The future isn't faster processors, it's many processors. The future of computing is multii-core

The PC industry is betting big time on a future built on multi-core PC processors. AMD recently launched its own affordable quad-core chip, Phenom.

Intel is already cranking out second generation 45nm quad-core CPUs. But do multi-core CPUs deliver real-world performance benefits? Or are they merely the latest marketing ruse, a respin of the age old MHz myth that crashed and burned with Intel's Pentium 4 processor?
These are important questions. Not just because quad-core processors have become much more affordable. But also because the momentum towards massively multi-core computing now looks unstoppable.

It was as recently as April 2005 that Intel wheeled out the world's first dual-core desktop processor, the Pentium D. AMD swiftly followed the Pentium D with its own dual-core Athlon 64 chip. Then Intel raised the bar again in November 2006 with the release of the Kentsfield revision of its Core 2 CPU, the first quad-core PC processor.
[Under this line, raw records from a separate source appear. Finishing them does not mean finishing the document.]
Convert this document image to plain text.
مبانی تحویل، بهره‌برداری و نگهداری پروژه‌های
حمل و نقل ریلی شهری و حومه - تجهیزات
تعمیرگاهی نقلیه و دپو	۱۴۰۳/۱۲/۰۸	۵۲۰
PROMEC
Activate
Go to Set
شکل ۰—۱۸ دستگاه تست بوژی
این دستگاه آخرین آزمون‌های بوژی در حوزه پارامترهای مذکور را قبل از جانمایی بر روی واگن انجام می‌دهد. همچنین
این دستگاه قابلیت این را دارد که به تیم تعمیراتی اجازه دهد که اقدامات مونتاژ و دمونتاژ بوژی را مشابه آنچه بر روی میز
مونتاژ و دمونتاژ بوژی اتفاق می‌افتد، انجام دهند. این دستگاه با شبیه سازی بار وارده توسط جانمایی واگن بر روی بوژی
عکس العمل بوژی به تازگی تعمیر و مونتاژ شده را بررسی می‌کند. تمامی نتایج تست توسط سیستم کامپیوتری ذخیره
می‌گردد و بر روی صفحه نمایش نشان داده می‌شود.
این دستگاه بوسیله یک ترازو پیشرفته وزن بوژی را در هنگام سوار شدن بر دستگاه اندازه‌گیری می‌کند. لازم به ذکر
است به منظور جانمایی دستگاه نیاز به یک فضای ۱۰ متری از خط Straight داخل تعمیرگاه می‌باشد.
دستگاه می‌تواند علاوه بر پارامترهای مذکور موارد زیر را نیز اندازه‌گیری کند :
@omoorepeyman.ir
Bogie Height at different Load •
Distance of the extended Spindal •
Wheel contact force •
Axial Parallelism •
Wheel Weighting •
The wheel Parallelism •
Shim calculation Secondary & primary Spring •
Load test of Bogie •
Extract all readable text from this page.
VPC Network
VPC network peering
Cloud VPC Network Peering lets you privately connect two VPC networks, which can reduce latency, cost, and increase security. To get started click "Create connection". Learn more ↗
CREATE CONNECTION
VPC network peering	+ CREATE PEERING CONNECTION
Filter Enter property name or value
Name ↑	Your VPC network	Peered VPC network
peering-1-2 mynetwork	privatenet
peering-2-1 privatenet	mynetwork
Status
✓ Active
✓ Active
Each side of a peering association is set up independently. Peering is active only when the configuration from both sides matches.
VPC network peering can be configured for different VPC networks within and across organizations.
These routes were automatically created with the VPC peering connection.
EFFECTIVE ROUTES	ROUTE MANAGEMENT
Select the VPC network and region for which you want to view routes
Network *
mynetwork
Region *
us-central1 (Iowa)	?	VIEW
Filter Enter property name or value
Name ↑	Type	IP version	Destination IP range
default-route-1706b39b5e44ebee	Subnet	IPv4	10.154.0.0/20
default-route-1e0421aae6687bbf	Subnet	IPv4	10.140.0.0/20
By early 2009, and perhaps sooner, Intel is expected to roll out eight-core CPUs based on its upcoming Nehalem architecture. What's more, each of those cores will have the capability to process two threads per core for a grand total of 16 logical processors. Whatever the truth about the performance benefits, there's no question the industry in general is in the process of betting its very future on multi-core processor technology.

With all this in mind, what are the pros and cons of the move to multi-core? In this first part of the article, we discuss the upsides to multi-core technology.
1. Instant multi-tasking performance boost

Without doubt, multi-core chips are killer for multi-tasking. It's virtually impossible to run out of CPU resources with the latest quad-core processors. A quad-core chip won't even break its stride if an application like Firefox completely hangs, soaking up 100 per cent of the CPU time of an entire processor core. The remaining three cores will be plenty for keeping that HD video decode running smoothly, in other words. In the future, the PC's role as a general-purpose digital workhorse is only going to expand.

2. Multi-threaded software is already quite common

With one or two notable exceptions, including gaming, many applications that require the most computational grunt are already coded to run in parallel on more than one processor core. Popular HD video codecs like VC-1 and H.264 are highly parallel, for instance. Likewise, several popular productivity applications including Adobe Photoshop offer multi-threading support.

3. Future applications will be increasingly parallel

If you don't believe us, take it from one of Intel's leading reasearch engineers, Jerry Bautista. As he recently explained to, the future of desktop computing will be all about compute-intensive parallel workloads. "Natural language queries, gesture-based interfaces, media mining, health monitoring and diagnostics - there are a huge range of upcoming applications that all lend themselves to parallel processing," Bautista says. And for that, Bautista confidently asserts, you're going to want a grunty multi-core processor.

4. New tools will ease multi-threaded software development

Today's computer science students are being trained to think and code in a more parallel fashion. For serial-minded dinosaurs, however, tools are being developed to help automate the process of producing threaded software. As well as conventional compilers, Intel is researching a new technology known as speculative multi-threading which could allow existing single-threaded code to be split across many cores.

5. Multi-core is the long term only option for increasing performance

Improved silicon process technology has allowed AMD and Intel to keep packing more and more transistors into CPU dies. However, chip frequencies levelled out below 4GHz over two years ago. Adding cores is therefore the only realistic way to keep the PC performance progressing and leverage the increasing transistor densities made available through process shrinkage.